Глава 12
Наши лица ручьями заливал пот. Температура в кабине поднялась почти до пятидесяти градусов. Воздух был влажным и практически непригодным для дыхания. Наши хриплые вдохи были единственными звуками в этом замкнутом пространстве, находящемся на дне Мексиканского залива на глубине сто пятьдесят метров.
— Вы нарочно оставили прибор в комнате? — голос Вилэнда превратился в слабый недоверчивый шепот, в его глазах застыл ужас. — Мы останемся… здесь? Здесь в этом… — голос его замер. Он стал озираться. На его лице были отчаяние и ужас. Так смотрит перед смертью крыса, попавшая в крысоловку. Да он и был крысой.
— Выход отсюда только через входной люк. — Открыть его и, избежав длительных мучений, погибнуть быстро. Вы даже не успеете захлебнуться, вас просто расплющит о стенку кабины. Но и это вам недоступно. На такой глубине вода прижимает люк с силой почти восемьдесят тонн.
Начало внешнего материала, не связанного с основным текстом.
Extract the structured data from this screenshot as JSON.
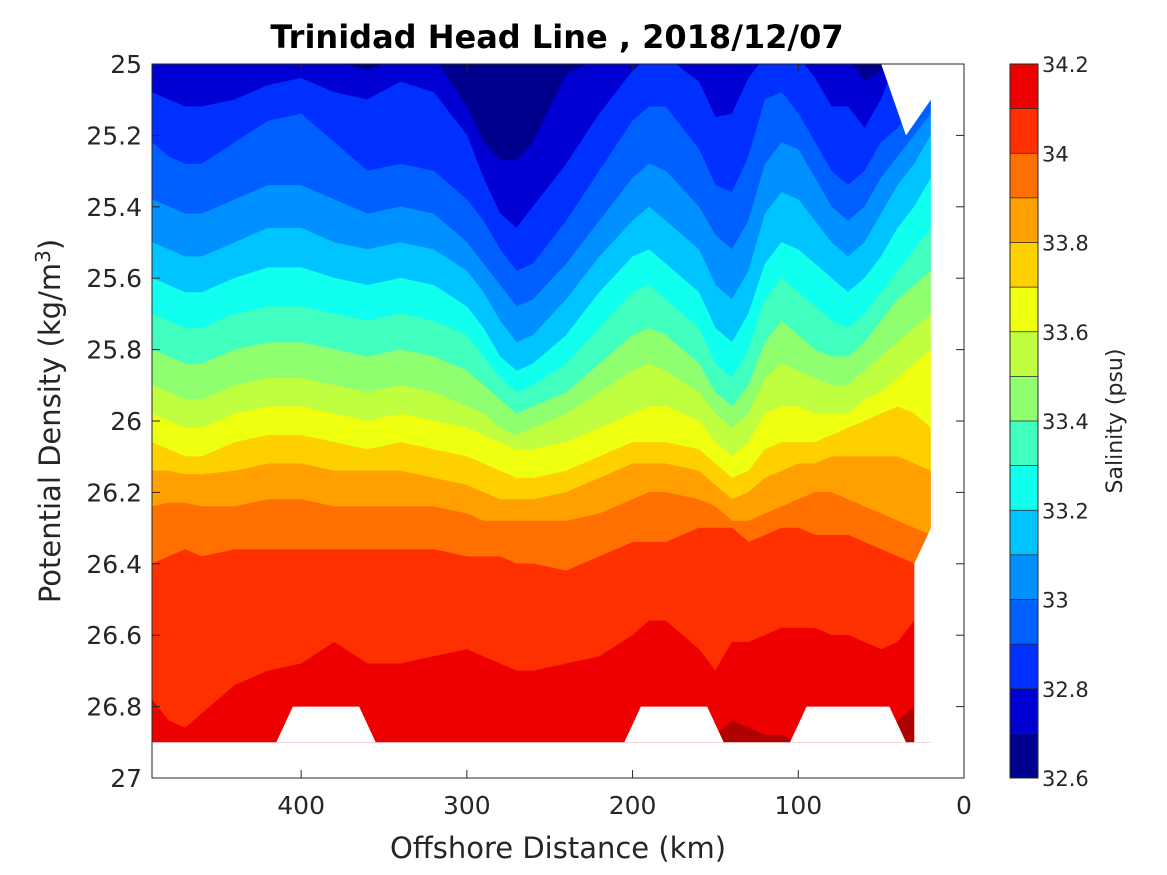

Так что, Вилэнд, последние минуты вашей жизни будут очень мучительны. Вы увидите, как посинеют лицо и руки, потом они станут пунцовыми, перед тем как начнут лопаться сосуды в легких, и вскоре после этого…
— Замолчите! Замолчите! — закричал Вилэнд. — Замолчите, ради всего святого! Вытащите нас отсюда, Тальбот! Вытащите нас отсюда! Я дам вам все, что хотите: миллион, два миллиона, пять миллионов! Заберите себе все это сокровище, Тальбот! Заберите себе все это: и золото, и изумруды, и алмазы! Все! — Его рот и лицо дергались, как у эпилептика, глаза вылезли из орбит.
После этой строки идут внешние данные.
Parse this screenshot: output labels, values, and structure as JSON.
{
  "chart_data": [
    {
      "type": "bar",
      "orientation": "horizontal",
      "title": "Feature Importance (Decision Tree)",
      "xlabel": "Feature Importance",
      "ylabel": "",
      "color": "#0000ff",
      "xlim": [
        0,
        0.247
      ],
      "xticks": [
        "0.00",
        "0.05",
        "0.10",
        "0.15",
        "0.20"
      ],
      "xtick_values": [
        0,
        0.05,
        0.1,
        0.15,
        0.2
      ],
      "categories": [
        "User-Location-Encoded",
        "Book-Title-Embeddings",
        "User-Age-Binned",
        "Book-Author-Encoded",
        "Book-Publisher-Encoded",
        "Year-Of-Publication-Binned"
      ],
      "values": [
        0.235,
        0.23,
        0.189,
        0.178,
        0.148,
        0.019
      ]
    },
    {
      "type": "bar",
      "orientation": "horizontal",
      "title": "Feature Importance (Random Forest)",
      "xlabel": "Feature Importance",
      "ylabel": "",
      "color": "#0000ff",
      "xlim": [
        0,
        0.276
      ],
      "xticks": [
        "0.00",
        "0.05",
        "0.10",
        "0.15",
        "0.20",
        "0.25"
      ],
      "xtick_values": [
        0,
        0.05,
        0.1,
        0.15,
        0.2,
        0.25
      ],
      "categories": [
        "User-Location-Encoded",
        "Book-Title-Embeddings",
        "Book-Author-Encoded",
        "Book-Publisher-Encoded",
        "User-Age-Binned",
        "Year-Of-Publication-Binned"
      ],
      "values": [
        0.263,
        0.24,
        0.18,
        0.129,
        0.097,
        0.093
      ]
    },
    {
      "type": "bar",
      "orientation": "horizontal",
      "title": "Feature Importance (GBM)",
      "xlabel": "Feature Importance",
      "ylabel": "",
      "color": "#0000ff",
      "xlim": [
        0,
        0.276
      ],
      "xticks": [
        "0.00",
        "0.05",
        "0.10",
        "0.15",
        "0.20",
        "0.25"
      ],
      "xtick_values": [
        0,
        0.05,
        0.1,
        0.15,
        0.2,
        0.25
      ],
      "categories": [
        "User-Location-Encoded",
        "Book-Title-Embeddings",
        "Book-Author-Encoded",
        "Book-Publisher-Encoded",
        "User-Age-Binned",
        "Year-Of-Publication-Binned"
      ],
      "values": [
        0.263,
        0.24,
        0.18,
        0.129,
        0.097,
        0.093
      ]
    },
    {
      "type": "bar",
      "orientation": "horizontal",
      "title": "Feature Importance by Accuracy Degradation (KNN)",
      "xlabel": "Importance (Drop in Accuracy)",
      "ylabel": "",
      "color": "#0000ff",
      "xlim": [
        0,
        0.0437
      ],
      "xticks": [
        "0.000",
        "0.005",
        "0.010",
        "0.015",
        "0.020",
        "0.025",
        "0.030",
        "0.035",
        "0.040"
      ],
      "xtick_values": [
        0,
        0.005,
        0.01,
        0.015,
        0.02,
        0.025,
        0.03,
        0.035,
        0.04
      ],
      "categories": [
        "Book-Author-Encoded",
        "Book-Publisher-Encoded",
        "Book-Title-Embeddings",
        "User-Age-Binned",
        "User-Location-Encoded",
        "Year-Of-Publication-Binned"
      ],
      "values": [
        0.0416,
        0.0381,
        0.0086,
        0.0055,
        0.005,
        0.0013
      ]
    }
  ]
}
— Меня тошнит от вас, Вилэнд. Я не спас бы вас, даже если бы мог. Я оставил переключатель наверху специально, чтобы не поддаться искушению. Так что, нам остается жить пятнадцать, от силы двадцать минут, если только можно назвать агонию, которую мы должны испытать, жизнью. Вернее, агонию, которую вам придется испытать, — я оторвал пуговицу от своего пиджака и сунул ее в рот. — Я ничего подобного не испытаю, так как на протяжении нескольких месяцев готовился. Это не пуговица, Вилэнд, это капсула с концентрированным цианидом. Стоит только надкусить ее, и я умру прежде, чем успею осознать, что умираю.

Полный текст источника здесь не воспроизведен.